Dalam analisis terhadap lebih dari 50.000 individu dari seluruh dunia, pembawa Blastocystis , organisme bersel tunggal yang telah diberi label parasit atau organisme tidak berbahaya tetapi umumnya ditemukan dalam sistem pencernaan, dikaitkan dengan indikator kesehatan kardiovaskular yang baik dan penurunan lemak tubuh. Penelitian ini dipublikasikan di Cell oleh tim internasional yang dipimpin oleh para peneliti di Massachusetts General Hospital (MGH), anggota pendiri sistem perawatan kesehatan Mass General Brigham.
Nguyen, yang juga merupakan Cendekiawan Transformatif Departemen Kedokteran Chen Institute di MGH, dan rekan-rekannya berusaha untuk menetapkan hubungan antara Blastocystis usus , nutrisi, dan hasil kesehatan kardiometabolik berikutnya, termasuk kelebihan berat badan/obesitas, diabetes tipe 2, dan penyakit kardiovaskular. Untuk melakukannya, mereka melakukan studi skala besar yang mengintegrasikan dan menyelaraskan data pada hampir 57.000 individu dari 32 negara di Amerika Utara dan Selatan, Eropa, Asia, dan Afrika, dengan fokus pada Blastocystis dan menyelidiki apakah keberadaannya mengubah efek dari berbagai makanan diet pada kesehatan kardiometabolik individu.
“Kami menemukan bahwa keberadaan dan kelimpahan Blastocysis bervariasi berdasarkan wilayah dan dipengaruhi oleh makanan,” kata Nguyen.
Blastocystis dikaitkan dengan asupan makanan tertentu dan pola makan secara keseluruhan yang lebih menyukai makanan nabati yang lebih sehat dan makanan yang diproses secara minimal. Selain itu, Blastocystis hampir tidak pernah ditemukan pada bayi baru lahir, yang menunjukkan bahwa penyakit ini kemungkinan besar didapat di kemudian hari dan bahkan ditemukan dalam tinja dari tahun 595 M, yang menunjukkan bahwa penyakit ini bukan semata-mata penanda konfigurasi mikrobioma yang lebih modern .
Khususnya, kadar Blastocystis yang lebih tinggi dikaitkan dengan penanda jangka pendek yang lebih baik untuk kesehatan kardiometabolik. Misalnya, tim mengamati profil gula darah dan lipid yang lebih baik pada individu dengan kadar Blastocystis yang lebih tinggi , yang menunjukkan potensi dampak positif pada kesehatan kardiometabolik di luar pengaruh pola makan sehat saja.
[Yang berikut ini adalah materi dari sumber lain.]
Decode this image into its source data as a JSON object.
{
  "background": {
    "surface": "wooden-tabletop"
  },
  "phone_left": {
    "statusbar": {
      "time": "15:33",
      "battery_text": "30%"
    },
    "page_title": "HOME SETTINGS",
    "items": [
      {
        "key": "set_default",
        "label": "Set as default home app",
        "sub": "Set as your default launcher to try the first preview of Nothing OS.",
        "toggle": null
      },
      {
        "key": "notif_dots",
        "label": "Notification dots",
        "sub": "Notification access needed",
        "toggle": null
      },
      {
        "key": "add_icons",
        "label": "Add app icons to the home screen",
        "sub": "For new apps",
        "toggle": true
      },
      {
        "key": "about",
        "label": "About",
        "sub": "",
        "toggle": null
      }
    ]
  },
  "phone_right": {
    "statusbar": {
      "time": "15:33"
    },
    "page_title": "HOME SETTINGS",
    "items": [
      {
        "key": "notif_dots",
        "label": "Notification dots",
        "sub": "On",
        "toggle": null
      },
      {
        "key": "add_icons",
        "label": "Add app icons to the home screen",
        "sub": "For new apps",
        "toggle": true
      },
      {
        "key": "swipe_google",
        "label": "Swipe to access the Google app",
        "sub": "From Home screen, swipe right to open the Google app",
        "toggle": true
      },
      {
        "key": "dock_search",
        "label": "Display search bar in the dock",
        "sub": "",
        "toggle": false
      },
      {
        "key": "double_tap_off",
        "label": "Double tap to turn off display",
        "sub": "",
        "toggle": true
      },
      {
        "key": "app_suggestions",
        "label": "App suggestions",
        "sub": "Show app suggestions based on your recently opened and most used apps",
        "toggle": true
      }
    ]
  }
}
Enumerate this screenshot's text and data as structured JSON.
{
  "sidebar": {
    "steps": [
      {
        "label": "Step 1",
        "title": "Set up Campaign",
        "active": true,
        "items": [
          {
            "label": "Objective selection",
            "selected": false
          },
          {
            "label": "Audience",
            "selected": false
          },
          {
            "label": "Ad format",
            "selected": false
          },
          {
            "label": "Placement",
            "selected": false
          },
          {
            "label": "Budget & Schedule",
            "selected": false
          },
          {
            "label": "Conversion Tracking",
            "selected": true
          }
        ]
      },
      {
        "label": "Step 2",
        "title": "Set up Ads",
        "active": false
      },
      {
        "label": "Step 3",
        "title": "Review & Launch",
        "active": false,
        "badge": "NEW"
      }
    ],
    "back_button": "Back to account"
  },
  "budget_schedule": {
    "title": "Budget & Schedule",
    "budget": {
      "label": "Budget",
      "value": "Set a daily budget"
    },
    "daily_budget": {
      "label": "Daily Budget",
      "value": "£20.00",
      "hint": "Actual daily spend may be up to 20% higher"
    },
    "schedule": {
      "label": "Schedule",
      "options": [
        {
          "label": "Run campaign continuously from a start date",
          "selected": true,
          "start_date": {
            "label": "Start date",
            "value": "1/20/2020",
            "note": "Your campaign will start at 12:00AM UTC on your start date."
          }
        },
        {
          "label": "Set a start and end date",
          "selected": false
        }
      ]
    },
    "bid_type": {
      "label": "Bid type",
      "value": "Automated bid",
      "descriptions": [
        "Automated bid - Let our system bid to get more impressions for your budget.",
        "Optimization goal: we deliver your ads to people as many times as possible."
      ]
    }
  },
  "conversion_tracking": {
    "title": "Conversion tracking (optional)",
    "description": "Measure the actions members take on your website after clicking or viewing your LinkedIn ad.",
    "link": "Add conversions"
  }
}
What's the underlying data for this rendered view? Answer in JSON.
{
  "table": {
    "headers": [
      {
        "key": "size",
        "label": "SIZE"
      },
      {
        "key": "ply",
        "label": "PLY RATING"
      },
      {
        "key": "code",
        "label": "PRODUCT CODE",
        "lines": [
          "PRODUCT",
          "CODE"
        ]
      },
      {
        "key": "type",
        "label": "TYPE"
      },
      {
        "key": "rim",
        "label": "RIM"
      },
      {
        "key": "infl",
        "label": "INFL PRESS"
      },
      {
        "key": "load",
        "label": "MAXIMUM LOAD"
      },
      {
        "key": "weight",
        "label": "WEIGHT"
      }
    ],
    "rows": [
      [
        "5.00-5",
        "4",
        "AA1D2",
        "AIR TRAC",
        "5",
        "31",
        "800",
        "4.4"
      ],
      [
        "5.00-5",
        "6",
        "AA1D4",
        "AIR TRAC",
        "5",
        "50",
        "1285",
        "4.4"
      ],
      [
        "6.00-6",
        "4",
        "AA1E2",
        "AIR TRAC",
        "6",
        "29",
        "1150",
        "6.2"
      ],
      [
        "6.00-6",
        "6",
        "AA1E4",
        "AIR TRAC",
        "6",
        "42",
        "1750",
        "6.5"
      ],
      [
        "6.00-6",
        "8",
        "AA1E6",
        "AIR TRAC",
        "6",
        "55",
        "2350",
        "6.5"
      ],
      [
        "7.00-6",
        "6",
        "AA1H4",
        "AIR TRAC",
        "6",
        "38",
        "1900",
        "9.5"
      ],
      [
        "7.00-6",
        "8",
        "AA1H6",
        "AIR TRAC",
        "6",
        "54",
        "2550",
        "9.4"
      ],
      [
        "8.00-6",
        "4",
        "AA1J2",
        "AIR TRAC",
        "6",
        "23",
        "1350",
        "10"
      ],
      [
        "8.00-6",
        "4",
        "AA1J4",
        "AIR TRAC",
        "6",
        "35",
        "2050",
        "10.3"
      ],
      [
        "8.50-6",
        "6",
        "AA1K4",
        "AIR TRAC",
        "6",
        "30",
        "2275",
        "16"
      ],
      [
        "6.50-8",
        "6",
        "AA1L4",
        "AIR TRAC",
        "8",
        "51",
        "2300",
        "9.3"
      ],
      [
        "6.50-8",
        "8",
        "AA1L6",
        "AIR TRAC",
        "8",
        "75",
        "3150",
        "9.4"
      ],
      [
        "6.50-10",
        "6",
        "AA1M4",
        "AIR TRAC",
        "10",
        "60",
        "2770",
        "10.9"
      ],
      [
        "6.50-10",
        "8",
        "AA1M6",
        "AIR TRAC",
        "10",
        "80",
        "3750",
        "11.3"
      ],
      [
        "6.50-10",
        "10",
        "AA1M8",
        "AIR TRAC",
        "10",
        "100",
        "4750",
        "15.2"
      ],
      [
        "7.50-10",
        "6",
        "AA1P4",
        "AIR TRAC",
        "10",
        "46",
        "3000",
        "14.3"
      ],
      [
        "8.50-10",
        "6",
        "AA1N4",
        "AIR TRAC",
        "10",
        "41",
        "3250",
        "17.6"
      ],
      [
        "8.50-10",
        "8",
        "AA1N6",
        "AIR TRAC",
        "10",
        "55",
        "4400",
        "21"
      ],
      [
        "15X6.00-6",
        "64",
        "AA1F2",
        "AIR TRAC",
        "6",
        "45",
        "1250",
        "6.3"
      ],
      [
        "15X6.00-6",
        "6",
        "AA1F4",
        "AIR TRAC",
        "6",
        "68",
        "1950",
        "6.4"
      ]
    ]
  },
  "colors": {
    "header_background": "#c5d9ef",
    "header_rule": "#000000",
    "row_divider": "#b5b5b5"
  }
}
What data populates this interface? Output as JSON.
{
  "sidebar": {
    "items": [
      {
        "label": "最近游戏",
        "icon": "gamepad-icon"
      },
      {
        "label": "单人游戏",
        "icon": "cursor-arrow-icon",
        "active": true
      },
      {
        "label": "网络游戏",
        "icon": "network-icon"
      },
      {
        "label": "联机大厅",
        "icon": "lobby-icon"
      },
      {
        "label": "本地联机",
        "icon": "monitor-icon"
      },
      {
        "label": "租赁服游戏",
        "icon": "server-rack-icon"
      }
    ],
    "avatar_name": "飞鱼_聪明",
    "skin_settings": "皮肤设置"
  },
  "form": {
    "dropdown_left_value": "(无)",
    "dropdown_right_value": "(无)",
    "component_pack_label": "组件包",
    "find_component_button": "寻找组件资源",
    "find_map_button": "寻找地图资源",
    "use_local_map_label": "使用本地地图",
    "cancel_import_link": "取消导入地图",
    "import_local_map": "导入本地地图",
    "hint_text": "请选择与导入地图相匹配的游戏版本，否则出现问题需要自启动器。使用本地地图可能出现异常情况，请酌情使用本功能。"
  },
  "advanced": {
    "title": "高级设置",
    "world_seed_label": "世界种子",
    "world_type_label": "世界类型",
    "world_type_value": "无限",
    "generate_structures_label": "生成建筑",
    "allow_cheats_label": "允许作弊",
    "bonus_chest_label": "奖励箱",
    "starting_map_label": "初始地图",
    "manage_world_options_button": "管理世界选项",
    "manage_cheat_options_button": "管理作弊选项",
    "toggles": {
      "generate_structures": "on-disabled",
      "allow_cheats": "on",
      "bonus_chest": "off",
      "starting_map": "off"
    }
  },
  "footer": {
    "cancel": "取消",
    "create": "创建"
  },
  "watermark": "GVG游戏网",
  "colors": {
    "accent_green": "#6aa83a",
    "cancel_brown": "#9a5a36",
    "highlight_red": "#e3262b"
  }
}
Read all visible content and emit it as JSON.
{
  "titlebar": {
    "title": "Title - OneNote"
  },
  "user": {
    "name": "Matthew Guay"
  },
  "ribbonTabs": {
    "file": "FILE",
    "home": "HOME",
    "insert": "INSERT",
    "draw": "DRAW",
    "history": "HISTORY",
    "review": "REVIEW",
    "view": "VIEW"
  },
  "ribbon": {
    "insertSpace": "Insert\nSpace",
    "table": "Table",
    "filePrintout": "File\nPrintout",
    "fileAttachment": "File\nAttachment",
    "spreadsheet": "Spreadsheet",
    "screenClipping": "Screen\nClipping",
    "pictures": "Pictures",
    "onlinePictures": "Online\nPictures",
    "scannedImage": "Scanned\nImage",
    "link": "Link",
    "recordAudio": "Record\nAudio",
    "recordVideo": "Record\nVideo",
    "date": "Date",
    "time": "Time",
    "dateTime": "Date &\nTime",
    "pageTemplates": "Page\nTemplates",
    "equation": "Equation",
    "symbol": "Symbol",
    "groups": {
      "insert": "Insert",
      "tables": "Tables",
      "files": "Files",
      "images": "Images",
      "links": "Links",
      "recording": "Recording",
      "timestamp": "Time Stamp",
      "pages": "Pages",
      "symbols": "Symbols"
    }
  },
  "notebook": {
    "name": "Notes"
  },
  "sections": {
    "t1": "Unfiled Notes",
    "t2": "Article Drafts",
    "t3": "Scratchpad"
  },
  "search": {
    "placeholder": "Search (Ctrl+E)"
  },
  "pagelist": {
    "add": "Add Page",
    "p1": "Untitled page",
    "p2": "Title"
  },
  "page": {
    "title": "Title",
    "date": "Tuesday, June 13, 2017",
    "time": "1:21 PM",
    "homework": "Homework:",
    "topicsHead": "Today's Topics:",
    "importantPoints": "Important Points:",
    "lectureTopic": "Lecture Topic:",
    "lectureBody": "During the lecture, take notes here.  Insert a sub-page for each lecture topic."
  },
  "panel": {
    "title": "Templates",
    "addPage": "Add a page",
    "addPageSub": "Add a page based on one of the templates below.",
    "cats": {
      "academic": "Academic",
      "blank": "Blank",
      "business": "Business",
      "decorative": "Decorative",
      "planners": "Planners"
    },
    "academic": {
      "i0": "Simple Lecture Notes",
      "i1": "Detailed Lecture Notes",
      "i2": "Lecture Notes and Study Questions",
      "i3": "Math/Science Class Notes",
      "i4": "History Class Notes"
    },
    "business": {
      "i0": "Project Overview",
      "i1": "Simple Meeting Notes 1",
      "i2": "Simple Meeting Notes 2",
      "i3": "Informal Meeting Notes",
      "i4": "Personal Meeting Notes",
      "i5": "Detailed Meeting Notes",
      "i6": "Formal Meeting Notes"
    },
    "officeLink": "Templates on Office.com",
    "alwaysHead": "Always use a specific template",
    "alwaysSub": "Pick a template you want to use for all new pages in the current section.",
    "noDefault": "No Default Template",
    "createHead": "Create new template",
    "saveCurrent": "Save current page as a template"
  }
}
Selain itu, kadar Blastocystis yang lebih rendah dikaitkan dengan hasil jangka panjang seperti obesitas.
Selain itu, pada orang dewasa yang berpartisipasi dalam studi intervensi diet personal selama enam bulan, peningkatan kualitas diet dikaitkan dengan peningkatan prevalensi dan kelimpahan Blastocystis .
“Secara keseluruhan, temuan kami menunjukkan peran modulasi yang berpotensi menguntungkan bagi Blastocystis , yang dapat membantu menjelaskan respons individual terhadap diet dan perbedaan dalam kesehatan pencernaan tergantung pada keberadaan dan tingkat Blastocystis ,” kata Nguyen. “Selain itu, hasil kami menunjukkan bahwa Blastocystis mungkin bukan parasit dengan efek merugikan pada inang, melainkan merupakan konstituen yang menguntungkan dari mikrobioma usus manusia.”
Penelitian tambahan diperlukan untuk menentukan apakah peningkatan kadar Blastocystis merupakan strategi pencegahan penyakit yang layak, sama seperti semakin banyaknya penelitian yang menyelidiki efek modulasi bakteri usus untuk menangkal berbagai kondisi medis.